I found the Book to be a great look at the history behind the socialist regimes, and how they
evolved since the days of Babeuf and Robert Owen. It was interesting seeing the early hints of a socialist
ideal changing into the collaborative school we learned from Marx and Engels. It was also interesting
reading how much influence Engels had on the Marxist idea, despite the name. The political socialism of
Mussolini and Lenin’s revolution showed yet another new application to the idea, and moving into
Nyerere and the African version showed yet another way to change a society through the system.

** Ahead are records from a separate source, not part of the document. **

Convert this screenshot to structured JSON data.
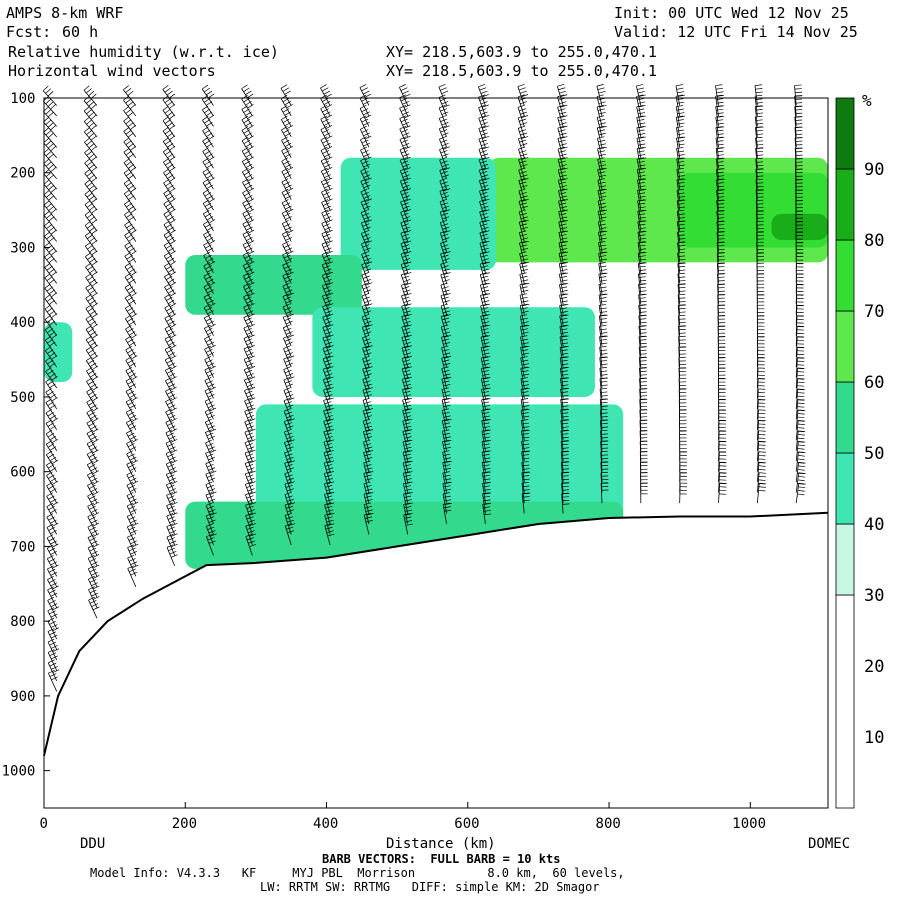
{
  "header": {
    "model": "AMPS 8-km WRF",
    "fcst_label": "Fcst:",
    "fcst_value": "60 h",
    "field1": "Relative humidity (w.r.t. ice)",
    "field2": "Horizontal wind vectors",
    "init": "Init: 00 UTC Wed 12 Nov 25",
    "valid": "Valid: 12 UTC Fri 14 Nov 25",
    "xy1": "XY= 218.5,603.9 to 255.0,470.1",
    "xy2": "XY= 218.5,603.9 to 255.0,470.1"
  },
  "footer": {
    "barb_note": "BARB VECTORS:  FULL BARB = 10 kts",
    "model_info": "Model Info: V4.3.3   KF     MYJ PBL  Morrison          8.0 km,  60 levels,",
    "physics": "LW: RRTM SW: RRTMG   DIFF: simple KM: 2D Smagor"
  },
  "colors": {
    "rh_30_40": "#c8f7e6",
    "rh_40_50": "#3fe6b4",
    "rh_50_60": "#33d98c",
    "rh_60_70": "#5ee84e",
    "rh_70_80": "#33dd33",
    "rh_80_90": "#1aad1a",
    "rh_90_100": "#0f7a0f"
  },
  "chart_data": {
    "type": "heatmap",
    "title": "Relative humidity (w.r.t. ice)",
    "xlabel": "Distance (km)",
    "ylabel": "",
    "xlim": [
      0,
      1110
    ],
    "ylim": [
      1050,
      100
    ],
    "x_ticks": [
      0,
      200,
      400,
      600,
      800,
      1000
    ],
    "y_ticks": [
      100,
      200,
      300,
      400,
      500,
      600,
      700,
      800,
      900,
      1000
    ],
    "endpoint_labels": {
      "left": "DDU",
      "right": "DOMEC"
    },
    "colorbar": {
      "unit": "%",
      "tick_labels": [
        10,
        20,
        30,
        40,
        50,
        60,
        70,
        80,
        90
      ],
      "bins": [
        {
          "range": [
            0,
            30
          ],
          "color": "#ffffff"
        },
        {
          "range": [
            30,
            40
          ],
          "color": "#c8f7e6"
        },
        {
          "range": [
            40,
            50
          ],
          "color": "#3fe6b4"
        },
        {
          "range": [
            50,
            60
          ],
          "color": "#33d98c"
        },
        {
          "range": [
            60,
            70
          ],
          "color": "#5ee84e"
        },
        {
          "range": [
            70,
            80
          ],
          "color": "#33dd33"
        },
        {
          "range": [
            80,
            90
          ],
          "color": "#1aad1a"
        },
        {
          "range": [
            90,
            100
          ],
          "color": "#0f7a0f"
        }
      ]
    },
    "terrain_pressure": {
      "x": [
        0,
        20,
        50,
        90,
        140,
        200,
        230,
        300,
        400,
        500,
        600,
        700,
        800,
        900,
        1000,
        1110
      ],
      "p": [
        980,
        900,
        840,
        800,
        770,
        740,
        725,
        722,
        715,
        700,
        685,
        670,
        662,
        660,
        660,
        655
      ]
    },
    "moist_regions": [
      {
        "x": [
          630,
          1110
        ],
        "p": [
          180,
          320
        ],
        "rh_bin": 60
      },
      {
        "x": [
          900,
          1110
        ],
        "p": [
          200,
          300
        ],
        "rh_bin": 70
      },
      {
        "x": [
          420,
          640
        ],
        "p": [
          180,
          330
        ],
        "rh_bin": 40
      },
      {
        "x": [
          200,
          450
        ],
        "p": [
          310,
          390
        ],
        "rh_bin": 50
      },
      {
        "x": [
          380,
          780
        ],
        "p": [
          380,
          500
        ],
        "rh_bin": 40
      },
      {
        "x": [
          300,
          820
        ],
        "p": [
          510,
          690
        ],
        "rh_bin": 40
      },
      {
        "x": [
          200,
          820
        ],
        "p": [
          640,
          730
        ],
        "rh_bin": 50
      },
      {
        "x": [
          0,
          40
        ],
        "p": [
          400,
          480
        ],
        "rh_bin": 40
      },
      {
        "x": [
          1030,
          1110
        ],
        "p": [
          255,
          290
        ],
        "rh_bin": 80
      }
    ],
    "wind_barbs": {
      "full_barb_kts": 10,
      "columns_x": [
        18,
        75,
        130,
        185,
        240,
        295,
        350,
        405,
        460,
        515,
        570,
        625,
        680,
        735,
        790,
        845,
        900,
        955,
        1010,
        1065
      ]
    }
  }
}
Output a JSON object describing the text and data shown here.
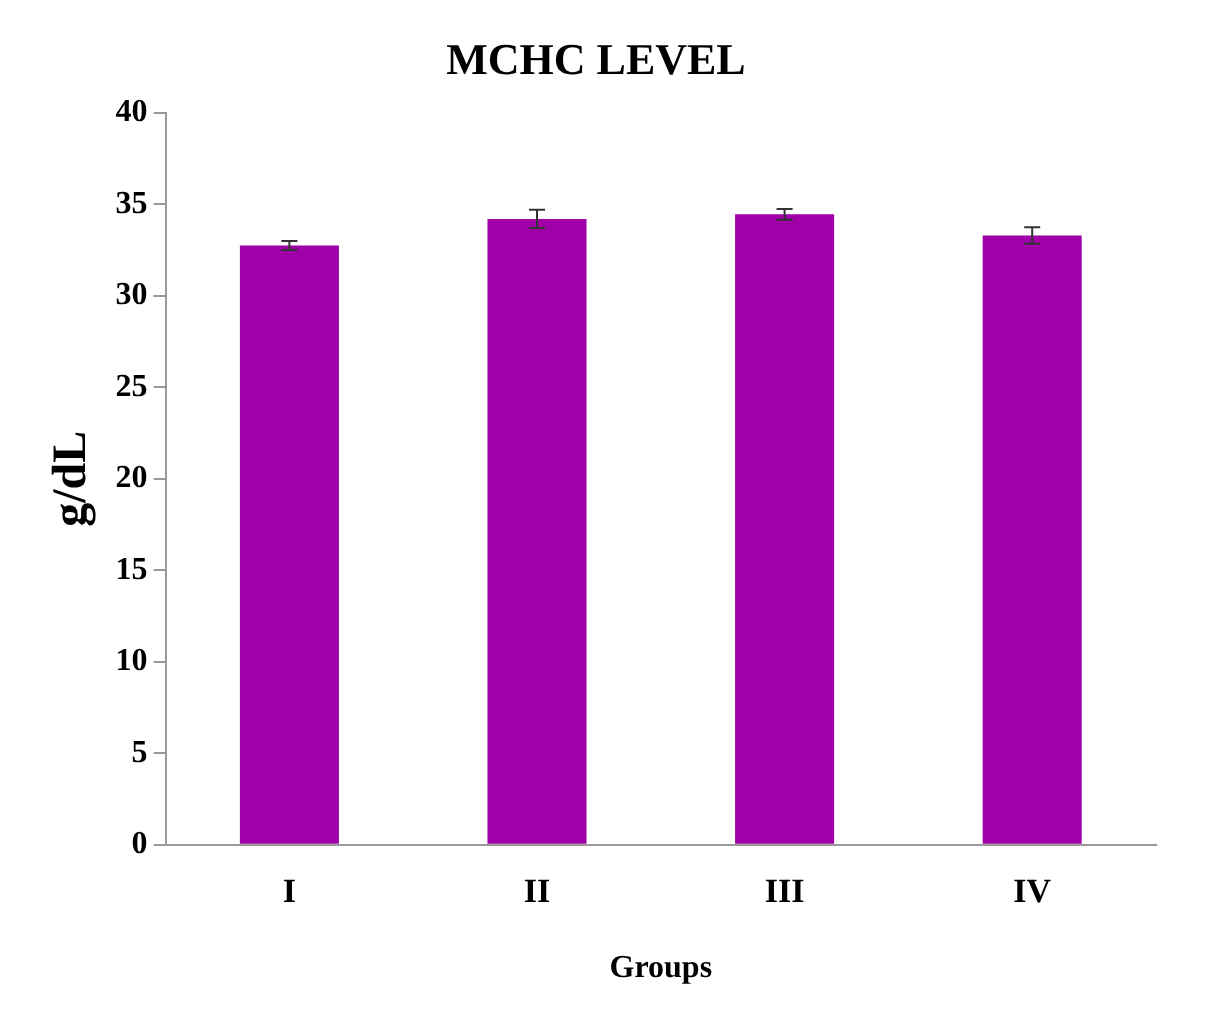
{
  "chart_data": {
    "type": "bar",
    "title": "MCHC LEVEL",
    "xlabel": "Groups",
    "ylabel": "g/dL",
    "categories": [
      "I",
      "II",
      "III",
      "IV"
    ],
    "values": [
      32.75,
      34.2,
      34.45,
      33.3
    ],
    "errors": [
      0.25,
      0.5,
      0.3,
      0.45
    ],
    "color": "#a000a8",
    "ylim": [
      0,
      40
    ],
    "yticks": [
      0,
      5,
      10,
      15,
      20,
      25,
      30,
      35,
      40
    ],
    "grid": false,
    "legend": false
  }
}
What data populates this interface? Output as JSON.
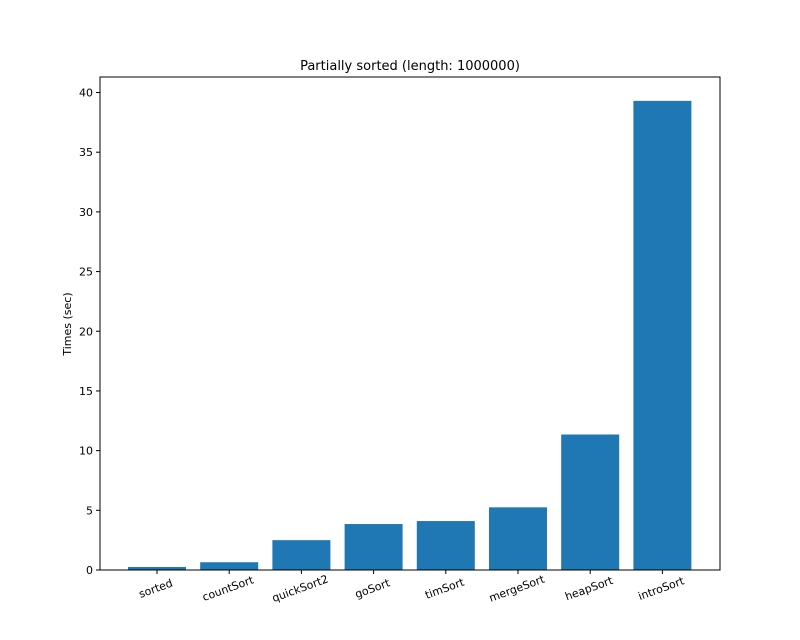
{
  "chart_data": {
    "type": "bar",
    "title": "Partially sorted (length: 1000000)",
    "xlabel": "",
    "ylabel": "Times (sec)",
    "categories": [
      "sorted",
      "countSort",
      "quickSort2",
      "goSort",
      "timSort",
      "mergeSort",
      "heapSort",
      "introSort"
    ],
    "values": [
      0.25,
      0.65,
      2.5,
      3.85,
      4.1,
      5.25,
      11.35,
      39.3
    ],
    "ylim": [
      0,
      41.3
    ],
    "yticks": [
      "0",
      "5",
      "10",
      "15",
      "20",
      "25",
      "30",
      "35",
      "40"
    ],
    "bar_color": "#1f77b4",
    "grid": false,
    "xtick_rotation_deg": -20
  }
}
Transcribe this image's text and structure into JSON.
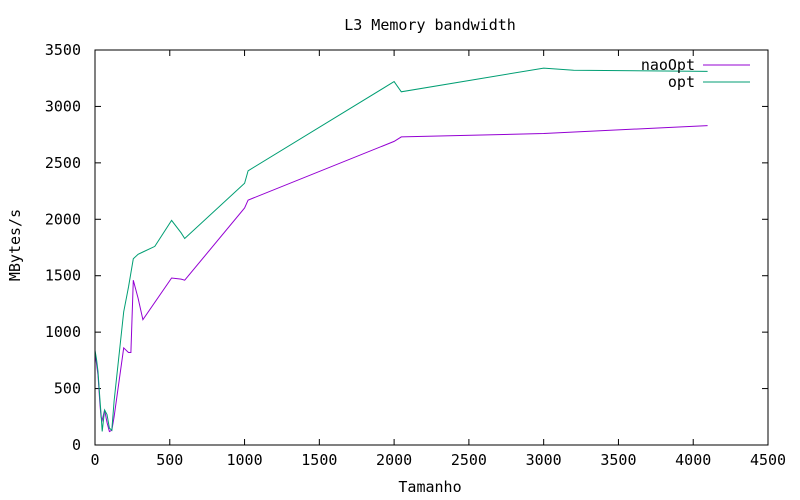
{
  "chart_data": {
    "type": "line",
    "title": "L3 Memory bandwidth",
    "xlabel": "Tamanho",
    "ylabel": "MBytes/s",
    "xlim": [
      0,
      4500
    ],
    "ylim": [
      0,
      3500
    ],
    "xticks": [
      0,
      500,
      1000,
      1500,
      2000,
      2500,
      3000,
      3500,
      4000,
      4500
    ],
    "yticks": [
      0,
      500,
      1000,
      1500,
      2000,
      2500,
      3000,
      3500
    ],
    "xtick_labels": [
      "0",
      "500",
      "1000",
      "1500",
      "2000",
      "2500",
      "3000",
      "3500",
      "4000",
      "4500"
    ],
    "ytick_labels": [
      "0",
      "500",
      "1000",
      "1500",
      "2000",
      "2500",
      "3000",
      "3500"
    ],
    "grid": false,
    "legend_position": "top-right",
    "series": [
      {
        "name": "naoOpt",
        "color": "#9400d3",
        "x": [
          0,
          10,
          20,
          32,
          40,
          48,
          64,
          80,
          96,
          112,
          128,
          192,
          224,
          240,
          256,
          288,
          320,
          512,
          576,
          600,
          1000,
          1024,
          2000,
          2048,
          3000,
          4096
        ],
        "y": [
          820,
          720,
          620,
          380,
          250,
          220,
          310,
          200,
          120,
          130,
          250,
          860,
          820,
          820,
          1460,
          1300,
          1110,
          1480,
          1470,
          1460,
          2100,
          2170,
          2690,
          2730,
          2760,
          2830
        ]
      },
      {
        "name": "opt",
        "color": "#009e73",
        "x": [
          0,
          10,
          20,
          32,
          40,
          48,
          64,
          80,
          96,
          112,
          128,
          192,
          224,
          256,
          288,
          320,
          400,
          512,
          576,
          600,
          1000,
          1024,
          2000,
          2048,
          3000,
          3200,
          4096
        ],
        "y": [
          840,
          760,
          650,
          420,
          280,
          120,
          310,
          270,
          150,
          130,
          390,
          1180,
          1400,
          1650,
          1690,
          1710,
          1760,
          1990,
          1880,
          1830,
          2320,
          2430,
          3220,
          3130,
          3340,
          3320,
          3310
        ]
      }
    ]
  }
}
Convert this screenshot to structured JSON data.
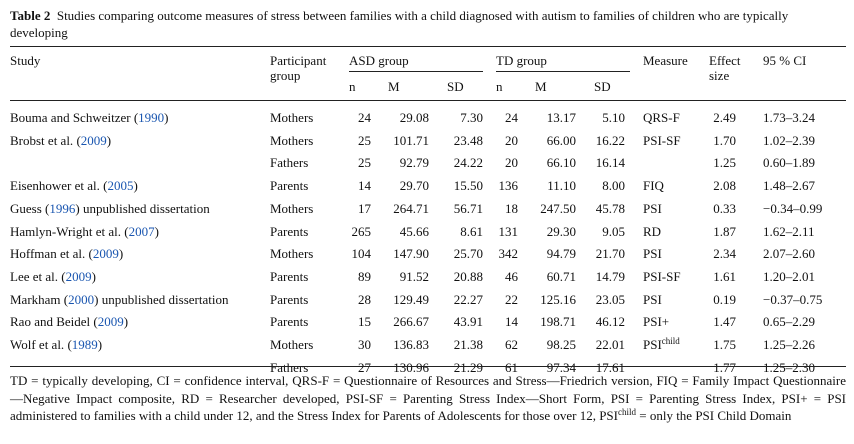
{
  "table": {
    "label": "Table 2",
    "caption": "Studies comparing outcome measures of stress between families with a child diagnosed with autism to families of children who are typically developing",
    "headers": {
      "study": "Study",
      "participant": "Participant group",
      "asd_group": "ASD group",
      "td_group": "TD group",
      "n": "n",
      "m": "M",
      "sd": "SD",
      "measure": "Measure",
      "effect": "Effect size",
      "ci": "95 % CI"
    },
    "rows": [
      {
        "study": "Bouma and Schweitzer",
        "year": "1990",
        "study_suffix": "",
        "group": "Mothers",
        "asd_n": "24",
        "asd_m": "29.08",
        "asd_sd": "7.30",
        "td_n": "24",
        "td_m": "13.17",
        "td_sd": "5.10",
        "measure": "QRS-F",
        "measure_sup": "",
        "effect": "2.49",
        "ci": "1.73–3.24"
      },
      {
        "study": "Brobst et al.",
        "year": "2009",
        "study_suffix": "",
        "group": "Mothers",
        "asd_n": "25",
        "asd_m": "101.71",
        "asd_sd": "23.48",
        "td_n": "20",
        "td_m": "66.00",
        "td_sd": "16.22",
        "measure": "PSI-SF",
        "measure_sup": "",
        "effect": "1.70",
        "ci": "1.02–2.39"
      },
      {
        "study": "",
        "year": "",
        "study_suffix": "",
        "group": "Fathers",
        "asd_n": "25",
        "asd_m": "92.79",
        "asd_sd": "24.22",
        "td_n": "20",
        "td_m": "66.10",
        "td_sd": "16.14",
        "measure": "",
        "measure_sup": "",
        "effect": "1.25",
        "ci": "0.60–1.89"
      },
      {
        "study": "Eisenhower et al.",
        "year": "2005",
        "study_suffix": "",
        "group": "Parents",
        "asd_n": "14",
        "asd_m": "29.70",
        "asd_sd": "15.50",
        "td_n": "136",
        "td_m": "11.10",
        "td_sd": "8.00",
        "measure": "FIQ",
        "measure_sup": "",
        "effect": "2.08",
        "ci": "1.48–2.67"
      },
      {
        "study": "Guess",
        "year": "1996",
        "study_suffix": " unpublished dissertation",
        "group": "Mothers",
        "asd_n": "17",
        "asd_m": "264.71",
        "asd_sd": "56.71",
        "td_n": "18",
        "td_m": "247.50",
        "td_sd": "45.78",
        "measure": "PSI",
        "measure_sup": "",
        "effect": "0.33",
        "ci": "−0.34–0.99"
      },
      {
        "study": "Hamlyn-Wright et al.",
        "year": "2007",
        "study_suffix": "",
        "group": "Parents",
        "asd_n": "265",
        "asd_m": "45.66",
        "asd_sd": "8.61",
        "td_n": "131",
        "td_m": "29.30",
        "td_sd": "9.05",
        "measure": "RD",
        "measure_sup": "",
        "effect": "1.87",
        "ci": "1.62–2.11"
      },
      {
        "study": "Hoffman et al.",
        "year": "2009",
        "study_suffix": "",
        "group": "Mothers",
        "asd_n": "104",
        "asd_m": "147.90",
        "asd_sd": "25.70",
        "td_n": "342",
        "td_m": "94.79",
        "td_sd": "21.70",
        "measure": "PSI",
        "measure_sup": "",
        "effect": "2.34",
        "ci": "2.07–2.60"
      },
      {
        "study": "Lee et al.",
        "year": "2009",
        "study_suffix": "",
        "group": "Parents",
        "asd_n": "89",
        "asd_m": "91.52",
        "asd_sd": "20.88",
        "td_n": "46",
        "td_m": "60.71",
        "td_sd": "14.79",
        "measure": "PSI-SF",
        "measure_sup": "",
        "effect": "1.61",
        "ci": "1.20–2.01"
      },
      {
        "study": "Markham",
        "year": "2000",
        "study_suffix": " unpublished dissertation",
        "group": "Parents",
        "asd_n": "28",
        "asd_m": "129.49",
        "asd_sd": "22.27",
        "td_n": "22",
        "td_m": "125.16",
        "td_sd": "23.05",
        "measure": "PSI",
        "measure_sup": "",
        "effect": "0.19",
        "ci": "−0.37–0.75"
      },
      {
        "study": "Rao and Beidel",
        "year": "2009",
        "study_suffix": "",
        "group": "Parents",
        "asd_n": "15",
        "asd_m": "266.67",
        "asd_sd": "43.91",
        "td_n": "14",
        "td_m": "198.71",
        "td_sd": "46.12",
        "measure": "PSI+",
        "measure_sup": "",
        "effect": "1.47",
        "ci": "0.65–2.29"
      },
      {
        "study": "Wolf et al.",
        "year": "1989",
        "study_suffix": "",
        "group": "Mothers",
        "asd_n": "30",
        "asd_m": "136.83",
        "asd_sd": "21.38",
        "td_n": "62",
        "td_m": "98.25",
        "td_sd": "22.01",
        "measure": "PSI",
        "measure_sup": "child",
        "effect": "1.75",
        "ci": "1.25–2.26"
      },
      {
        "study": "",
        "year": "",
        "study_suffix": "",
        "group": "Fathers",
        "asd_n": "27",
        "asd_m": "130.96",
        "asd_sd": "21.29",
        "td_n": "61",
        "td_m": "97.34",
        "td_sd": "17.61",
        "measure": "",
        "measure_sup": "",
        "effect": "1.77",
        "ci": "1.25–2.30"
      }
    ],
    "footnote": {
      "part1": "TD = typically developing, CI = confidence interval, QRS-F = Questionnaire of Resources and Stress—Friedrich version, FIQ = Family Impact Questionnaire—Negative Impact composite, RD = Researcher developed, PSI-SF = Parenting Stress Index—Short Form, PSI = Parenting Stress Index, PSI+ = PSI administered to families with a child under 12, and the Stress Index for Parents of Adolescents for those over 12, PSI",
      "sup": "child",
      "part2": " = only the PSI Child Domain"
    }
  }
}
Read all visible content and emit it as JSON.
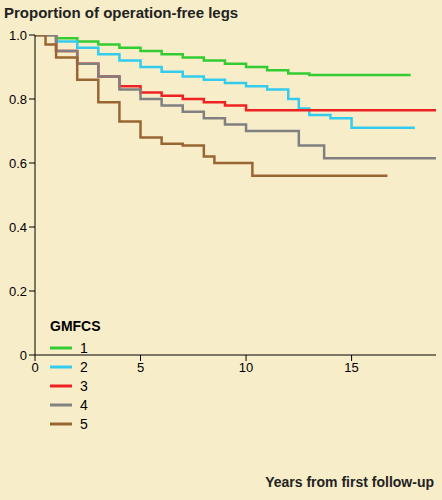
{
  "chart_data": {
    "type": "line",
    "title": "Proportion of operation-free legs",
    "x_label": "Years from first follow-up",
    "legend_title": "GMFCS",
    "legend": "lower left",
    "line_style": "step",
    "grid": false,
    "xlim": [
      0,
      19
    ],
    "xticks": [
      0,
      5,
      10,
      15
    ],
    "ylim": [
      0,
      1
    ],
    "yticks": [
      0,
      0.2,
      0.4,
      0.6,
      0.8,
      {
        "value": 1,
        "label": "1.0"
      }
    ],
    "series": [
      {
        "name": "1",
        "color": "#33cc33",
        "x": [
          0,
          1,
          2,
          3,
          4,
          5,
          6,
          7,
          8,
          9,
          10,
          11,
          12,
          13,
          15,
          17.8
        ],
        "values": [
          1.0,
          0.99,
          0.98,
          0.97,
          0.96,
          0.95,
          0.94,
          0.93,
          0.92,
          0.91,
          0.9,
          0.89,
          0.88,
          0.875,
          0.875,
          0.875
        ]
      },
      {
        "name": "2",
        "color": "#33ccee",
        "x": [
          0,
          1,
          2,
          3,
          4,
          5,
          6,
          7,
          8,
          9,
          10,
          11,
          12,
          12.5,
          13,
          14,
          15,
          18
        ],
        "values": [
          1.0,
          0.98,
          0.96,
          0.94,
          0.92,
          0.9,
          0.885,
          0.87,
          0.86,
          0.85,
          0.84,
          0.83,
          0.8,
          0.77,
          0.75,
          0.74,
          0.71,
          0.71
        ]
      },
      {
        "name": "3",
        "color": "#ee2222",
        "x": [
          0,
          1,
          2,
          3,
          4,
          5,
          6,
          7,
          8,
          9,
          10,
          19
        ],
        "values": [
          1.0,
          0.95,
          0.91,
          0.87,
          0.84,
          0.82,
          0.81,
          0.8,
          0.79,
          0.78,
          0.765,
          0.765
        ]
      },
      {
        "name": "4",
        "color": "#808080",
        "x": [
          0,
          1,
          2,
          3,
          4,
          5,
          6,
          7,
          8,
          9,
          10,
          12.5,
          13.7,
          19
        ],
        "values": [
          1.0,
          0.95,
          0.91,
          0.87,
          0.83,
          0.8,
          0.78,
          0.76,
          0.74,
          0.72,
          0.7,
          0.655,
          0.615,
          0.615
        ]
      },
      {
        "name": "5",
        "color": "#996633",
        "x": [
          0,
          0.5,
          1,
          2,
          3,
          4,
          5,
          6,
          7,
          8,
          8.5,
          10.3,
          16.7
        ],
        "values": [
          1.0,
          0.97,
          0.93,
          0.86,
          0.79,
          0.73,
          0.68,
          0.66,
          0.655,
          0.62,
          0.6,
          0.56,
          0.56
        ]
      }
    ]
  }
}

The look into the modern day socialist society, namely Tony Blair’s, was yet another perspective
on the Socialist society. If the book lacked in anything, it would have to be the slightly biased view of the
system, which may have been described differently by a more neutral author. His description doesn’t
give a good description of how capitalism, individuals and other forces lessened the popularity of
Socialism, or the impact of the U.S. on its growth. Overall I found the book to be a good read on the
history of the system, giving many different perspectives and uses of it.